Japan analyzes win over Chile as England await
While Japan’s defense in their Rugby World Cup opener against Chile on Sunday was not nearly as tight as the security in and around the Stadium de Toulouse, the six tries the Brave Blossoms scored, not to mention their familiarity of playing in stifling heat, ensured it did not have to be.
Japan made it eight wins from their last nine World Cup pool games as the Chileans wilted in the afternoon sun.
But questions remain as to why Japan could not create even more opportunities against a team ranked 22nd in the world, lowest of the 20 teams competing in France.
“What you have to remember is we play faster than anyone else, and at times we make too many mistakes,” assistant coach Tony Brown said Monday. “The only way for us to win the World Cup is to play faster and faster. We have to lower our error rate and make sure every opportunity we get we execute and score.”
“The challenge is to get better in execution every time we play. As an example, England (Japan’s next opponents on next Sunday) had the lowest error rate of the first round at 22 percent but they didn’t do anything (with the ball). We cannot go that way, we need to play fast to win and we can’t make errors.”
Japan made 11 “bad passes” against Chile and lost six rucks and mauls, against four by Los Condores, who remained in the game until the final quarter.
“We struggled physically at the end of the game, maybe because we fought for 20 minutes with 14 men,” said Chile captain Martin Sigren, referring to the two yellow card his team picked up.
There was no shortage of passion from the World Cup debutants and quite a bit of skill, with lock Clemente Saavedra, scrum-half Marcelo Torrealba and full-back Inaki Ayarza to the fore.
But at the end of the day, the Brave Blossoms’ fitness and discipline — a yellow card to Dylan Riley aside — saw them home to a comfortable win.
Amato Fakatava deservedly won the man-of-the-match award for his brace of tries and 17 tackles, but there were a number of other players who caught the eye, or did not in the case of Jack Cornelsen, dubbed the “Silent Assasin” by the father of one of his teammates.

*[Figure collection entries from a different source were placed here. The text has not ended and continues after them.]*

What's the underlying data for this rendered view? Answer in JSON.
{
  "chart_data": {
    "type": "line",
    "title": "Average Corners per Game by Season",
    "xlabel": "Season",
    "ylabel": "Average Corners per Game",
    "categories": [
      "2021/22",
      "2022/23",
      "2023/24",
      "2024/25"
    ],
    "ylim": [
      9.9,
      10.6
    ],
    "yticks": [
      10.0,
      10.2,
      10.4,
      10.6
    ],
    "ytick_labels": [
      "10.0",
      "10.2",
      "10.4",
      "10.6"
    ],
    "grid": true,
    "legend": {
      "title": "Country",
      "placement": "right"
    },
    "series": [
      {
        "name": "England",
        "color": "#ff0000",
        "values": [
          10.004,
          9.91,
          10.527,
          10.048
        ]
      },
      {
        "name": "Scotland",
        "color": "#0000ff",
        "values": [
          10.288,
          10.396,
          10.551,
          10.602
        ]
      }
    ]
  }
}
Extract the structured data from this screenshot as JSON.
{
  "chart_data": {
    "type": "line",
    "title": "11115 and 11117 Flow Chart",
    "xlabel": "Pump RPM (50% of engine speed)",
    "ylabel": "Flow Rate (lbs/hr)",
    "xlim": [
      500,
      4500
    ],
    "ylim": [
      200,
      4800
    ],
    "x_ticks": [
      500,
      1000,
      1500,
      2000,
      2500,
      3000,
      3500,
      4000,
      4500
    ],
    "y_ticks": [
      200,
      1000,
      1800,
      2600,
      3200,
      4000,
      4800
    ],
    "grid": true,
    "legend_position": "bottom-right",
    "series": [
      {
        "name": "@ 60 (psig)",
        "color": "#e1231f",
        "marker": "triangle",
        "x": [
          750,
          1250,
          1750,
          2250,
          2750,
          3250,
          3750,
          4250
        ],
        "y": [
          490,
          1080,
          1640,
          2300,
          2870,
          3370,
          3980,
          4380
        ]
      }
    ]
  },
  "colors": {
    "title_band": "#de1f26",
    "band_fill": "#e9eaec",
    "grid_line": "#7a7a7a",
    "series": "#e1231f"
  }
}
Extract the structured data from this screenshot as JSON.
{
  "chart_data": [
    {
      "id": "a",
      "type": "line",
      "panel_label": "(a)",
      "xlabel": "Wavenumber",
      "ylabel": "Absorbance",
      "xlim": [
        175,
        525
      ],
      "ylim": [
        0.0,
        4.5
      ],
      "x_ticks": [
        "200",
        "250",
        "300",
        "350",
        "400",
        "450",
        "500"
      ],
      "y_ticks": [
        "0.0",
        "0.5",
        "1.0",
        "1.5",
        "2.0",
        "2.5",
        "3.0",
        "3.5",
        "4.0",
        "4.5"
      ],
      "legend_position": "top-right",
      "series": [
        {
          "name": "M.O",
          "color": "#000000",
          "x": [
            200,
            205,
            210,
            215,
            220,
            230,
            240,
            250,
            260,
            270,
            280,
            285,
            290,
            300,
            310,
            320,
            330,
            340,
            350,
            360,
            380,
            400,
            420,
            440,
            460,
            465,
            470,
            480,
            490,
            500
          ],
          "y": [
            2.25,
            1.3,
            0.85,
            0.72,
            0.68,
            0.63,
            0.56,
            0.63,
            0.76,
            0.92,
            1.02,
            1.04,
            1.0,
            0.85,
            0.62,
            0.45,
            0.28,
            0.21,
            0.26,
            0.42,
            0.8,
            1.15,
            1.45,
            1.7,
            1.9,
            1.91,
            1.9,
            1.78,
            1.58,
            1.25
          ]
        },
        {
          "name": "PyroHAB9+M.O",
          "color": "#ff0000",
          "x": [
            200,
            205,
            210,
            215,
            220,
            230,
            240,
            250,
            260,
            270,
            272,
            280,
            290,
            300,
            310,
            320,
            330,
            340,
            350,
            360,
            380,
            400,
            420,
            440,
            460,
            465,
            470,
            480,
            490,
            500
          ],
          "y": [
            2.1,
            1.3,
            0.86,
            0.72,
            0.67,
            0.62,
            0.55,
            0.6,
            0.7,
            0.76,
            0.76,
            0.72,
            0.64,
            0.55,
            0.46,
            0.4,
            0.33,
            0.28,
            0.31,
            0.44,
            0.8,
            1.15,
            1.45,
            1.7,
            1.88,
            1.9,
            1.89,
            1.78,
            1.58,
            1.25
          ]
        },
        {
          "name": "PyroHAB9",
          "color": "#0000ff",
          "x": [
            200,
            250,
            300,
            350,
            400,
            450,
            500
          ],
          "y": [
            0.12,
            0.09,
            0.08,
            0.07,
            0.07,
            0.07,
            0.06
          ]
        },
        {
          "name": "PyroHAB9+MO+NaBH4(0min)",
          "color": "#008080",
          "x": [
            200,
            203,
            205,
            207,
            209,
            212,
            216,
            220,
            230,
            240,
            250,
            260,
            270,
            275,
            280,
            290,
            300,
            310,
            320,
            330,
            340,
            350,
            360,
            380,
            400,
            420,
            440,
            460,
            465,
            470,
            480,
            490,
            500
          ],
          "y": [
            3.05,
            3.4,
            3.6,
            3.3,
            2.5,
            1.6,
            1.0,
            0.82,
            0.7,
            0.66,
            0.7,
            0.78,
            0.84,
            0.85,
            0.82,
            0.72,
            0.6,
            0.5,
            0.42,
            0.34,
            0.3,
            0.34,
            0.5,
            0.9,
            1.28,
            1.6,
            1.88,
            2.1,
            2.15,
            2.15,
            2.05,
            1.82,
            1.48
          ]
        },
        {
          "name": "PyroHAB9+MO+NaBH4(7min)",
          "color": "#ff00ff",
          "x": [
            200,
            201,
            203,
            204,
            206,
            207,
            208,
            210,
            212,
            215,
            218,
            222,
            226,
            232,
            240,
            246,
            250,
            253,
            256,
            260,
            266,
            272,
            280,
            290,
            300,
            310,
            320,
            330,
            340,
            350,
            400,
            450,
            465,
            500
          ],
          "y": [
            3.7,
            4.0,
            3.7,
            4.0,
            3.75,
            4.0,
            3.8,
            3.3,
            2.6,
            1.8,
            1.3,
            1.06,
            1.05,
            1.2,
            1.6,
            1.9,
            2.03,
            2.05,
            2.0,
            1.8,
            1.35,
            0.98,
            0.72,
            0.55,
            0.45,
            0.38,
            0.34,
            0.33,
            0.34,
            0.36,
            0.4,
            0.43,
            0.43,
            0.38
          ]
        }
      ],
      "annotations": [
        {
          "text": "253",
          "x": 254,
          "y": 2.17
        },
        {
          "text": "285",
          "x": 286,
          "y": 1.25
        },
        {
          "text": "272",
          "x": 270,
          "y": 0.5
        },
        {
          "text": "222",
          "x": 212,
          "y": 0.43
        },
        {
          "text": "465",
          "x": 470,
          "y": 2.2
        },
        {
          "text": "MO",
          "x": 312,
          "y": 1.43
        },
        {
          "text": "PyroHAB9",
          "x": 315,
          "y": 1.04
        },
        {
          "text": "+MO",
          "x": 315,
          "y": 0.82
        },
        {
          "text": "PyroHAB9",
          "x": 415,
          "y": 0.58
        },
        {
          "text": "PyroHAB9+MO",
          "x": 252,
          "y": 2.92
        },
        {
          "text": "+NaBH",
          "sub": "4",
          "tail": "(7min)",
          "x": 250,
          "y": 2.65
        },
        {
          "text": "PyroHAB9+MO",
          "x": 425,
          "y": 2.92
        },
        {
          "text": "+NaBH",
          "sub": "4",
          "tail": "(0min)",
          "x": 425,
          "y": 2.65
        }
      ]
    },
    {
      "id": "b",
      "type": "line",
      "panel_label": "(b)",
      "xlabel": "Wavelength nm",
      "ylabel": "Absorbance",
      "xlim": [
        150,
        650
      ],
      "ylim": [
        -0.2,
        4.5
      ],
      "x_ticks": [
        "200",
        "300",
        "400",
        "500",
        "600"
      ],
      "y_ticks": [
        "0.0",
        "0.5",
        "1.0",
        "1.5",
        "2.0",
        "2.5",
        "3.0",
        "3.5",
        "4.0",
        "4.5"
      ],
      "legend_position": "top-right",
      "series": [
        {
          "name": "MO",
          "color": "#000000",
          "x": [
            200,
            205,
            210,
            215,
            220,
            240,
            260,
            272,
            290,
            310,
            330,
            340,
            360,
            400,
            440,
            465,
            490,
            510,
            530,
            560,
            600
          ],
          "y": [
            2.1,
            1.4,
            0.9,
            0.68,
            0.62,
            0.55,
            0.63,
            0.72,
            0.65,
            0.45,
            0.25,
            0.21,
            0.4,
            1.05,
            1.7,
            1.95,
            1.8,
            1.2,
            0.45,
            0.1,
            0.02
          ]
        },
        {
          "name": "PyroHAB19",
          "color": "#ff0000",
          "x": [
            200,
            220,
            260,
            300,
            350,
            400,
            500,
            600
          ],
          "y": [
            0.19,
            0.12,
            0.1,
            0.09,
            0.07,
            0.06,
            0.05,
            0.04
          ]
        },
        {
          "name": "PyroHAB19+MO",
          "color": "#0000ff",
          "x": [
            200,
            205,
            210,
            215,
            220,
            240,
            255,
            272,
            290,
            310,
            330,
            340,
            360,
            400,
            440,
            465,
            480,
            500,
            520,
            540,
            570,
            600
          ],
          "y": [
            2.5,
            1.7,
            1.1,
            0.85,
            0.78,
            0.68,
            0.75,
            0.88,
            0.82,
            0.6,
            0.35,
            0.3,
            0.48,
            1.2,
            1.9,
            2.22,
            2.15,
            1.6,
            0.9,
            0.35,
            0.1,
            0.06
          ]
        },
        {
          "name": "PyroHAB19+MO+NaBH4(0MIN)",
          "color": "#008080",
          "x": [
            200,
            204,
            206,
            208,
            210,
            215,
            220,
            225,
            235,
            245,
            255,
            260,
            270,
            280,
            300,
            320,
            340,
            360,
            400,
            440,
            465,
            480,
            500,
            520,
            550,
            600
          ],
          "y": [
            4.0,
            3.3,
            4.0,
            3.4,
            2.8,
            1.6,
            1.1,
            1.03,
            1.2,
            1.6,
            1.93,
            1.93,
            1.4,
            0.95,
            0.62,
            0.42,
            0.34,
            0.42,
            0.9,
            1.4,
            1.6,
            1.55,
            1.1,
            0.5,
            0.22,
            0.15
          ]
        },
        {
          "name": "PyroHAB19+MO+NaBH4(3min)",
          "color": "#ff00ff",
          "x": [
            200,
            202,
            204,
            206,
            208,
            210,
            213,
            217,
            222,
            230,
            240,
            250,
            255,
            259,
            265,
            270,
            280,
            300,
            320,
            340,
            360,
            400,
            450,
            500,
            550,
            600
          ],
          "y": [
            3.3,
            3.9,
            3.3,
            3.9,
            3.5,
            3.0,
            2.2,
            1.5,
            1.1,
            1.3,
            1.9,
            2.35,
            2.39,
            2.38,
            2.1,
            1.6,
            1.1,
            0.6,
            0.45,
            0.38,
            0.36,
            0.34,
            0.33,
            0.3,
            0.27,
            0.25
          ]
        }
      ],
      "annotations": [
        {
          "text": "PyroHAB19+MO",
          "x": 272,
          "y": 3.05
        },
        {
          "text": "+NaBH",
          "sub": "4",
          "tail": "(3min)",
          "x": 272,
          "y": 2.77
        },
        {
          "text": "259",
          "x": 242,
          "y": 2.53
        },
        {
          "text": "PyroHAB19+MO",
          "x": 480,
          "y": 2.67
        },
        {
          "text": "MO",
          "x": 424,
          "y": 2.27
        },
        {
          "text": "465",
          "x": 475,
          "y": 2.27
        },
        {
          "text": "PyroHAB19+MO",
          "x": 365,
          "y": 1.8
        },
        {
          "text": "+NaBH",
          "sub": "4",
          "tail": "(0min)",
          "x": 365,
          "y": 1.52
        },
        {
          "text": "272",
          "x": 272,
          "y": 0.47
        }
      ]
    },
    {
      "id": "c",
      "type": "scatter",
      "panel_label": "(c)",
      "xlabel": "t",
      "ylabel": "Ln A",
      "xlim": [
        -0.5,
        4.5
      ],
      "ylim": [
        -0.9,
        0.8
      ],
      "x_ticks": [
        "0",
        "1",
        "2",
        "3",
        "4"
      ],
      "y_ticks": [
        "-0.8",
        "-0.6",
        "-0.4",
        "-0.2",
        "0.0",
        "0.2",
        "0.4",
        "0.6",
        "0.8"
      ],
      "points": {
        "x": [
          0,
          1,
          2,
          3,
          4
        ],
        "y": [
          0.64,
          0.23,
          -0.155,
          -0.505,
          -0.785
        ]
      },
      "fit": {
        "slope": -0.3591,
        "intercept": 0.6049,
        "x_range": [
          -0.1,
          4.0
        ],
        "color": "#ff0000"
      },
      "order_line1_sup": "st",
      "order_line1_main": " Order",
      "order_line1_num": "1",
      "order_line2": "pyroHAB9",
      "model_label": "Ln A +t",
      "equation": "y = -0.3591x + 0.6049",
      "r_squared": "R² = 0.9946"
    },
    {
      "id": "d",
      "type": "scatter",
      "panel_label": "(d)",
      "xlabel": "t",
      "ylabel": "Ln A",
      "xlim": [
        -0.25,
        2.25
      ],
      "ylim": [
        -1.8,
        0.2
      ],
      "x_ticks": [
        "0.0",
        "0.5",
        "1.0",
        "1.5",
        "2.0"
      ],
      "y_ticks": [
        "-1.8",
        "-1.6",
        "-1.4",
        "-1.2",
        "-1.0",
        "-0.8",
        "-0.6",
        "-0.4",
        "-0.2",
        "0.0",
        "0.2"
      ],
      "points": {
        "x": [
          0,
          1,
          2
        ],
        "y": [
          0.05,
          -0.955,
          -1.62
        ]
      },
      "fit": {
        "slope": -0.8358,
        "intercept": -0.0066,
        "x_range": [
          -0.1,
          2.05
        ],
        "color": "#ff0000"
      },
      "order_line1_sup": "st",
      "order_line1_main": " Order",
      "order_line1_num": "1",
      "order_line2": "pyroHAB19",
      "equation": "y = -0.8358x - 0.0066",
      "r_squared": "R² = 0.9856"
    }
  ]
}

Originally picked to play at lock, Cornelsen moved to No. 8 when Kazuki Himeno pulled out on the morning of the game with a calf injury. As he seems to do on a regular basis, the son of Wallabies legend Greg played the full 80 minutes, making 19 tackles and being responsible for a number of the four line-out steals the Brave Blossoms imposed on the Chileans.
Rikiya Matsuda’s return to form with the boot was also a boost for Japan ahead of their game against England. But the rest of the backs will need to be a little sharper if they are to cause problems for the English defense.
“Matsuda played well and kicked some important goals to keep the scoreboard pressure when we needed,” said Brown. “He controlled the game very well, which is just what we need from our starting 10.”
The stats show Japan certainly tried to get the ball into the hands of their outside backs, with Kotaro Matsushima, Jone Naikabula and Semisi Masirewa making the most carries and meters gained for the team. But overall, it was Chile who made more tackle breaks and advanced more upfield with ball in hand.
“Chile did a good job pressuring us, and we did not execute around moving the ball wide,” Brown explained. “It’s all about being confident and attacking as one rather than individuals. We need to work on our attack and moving the ball wide and into the hands of Matsushima and our two Fijian boys as they are dangerous players.”
On the bright side, particularly given the way George Ford kicked during England’s win over Argentina, the Brave Blossoms were only penalized six times.
“Every player is striving to be better and working hard to improve,” Brown said. “Everyone understands the Japan way we want to play and how to play it, but we need to be better executing it against good defenses. We can get there quickly, we just need to work hard.”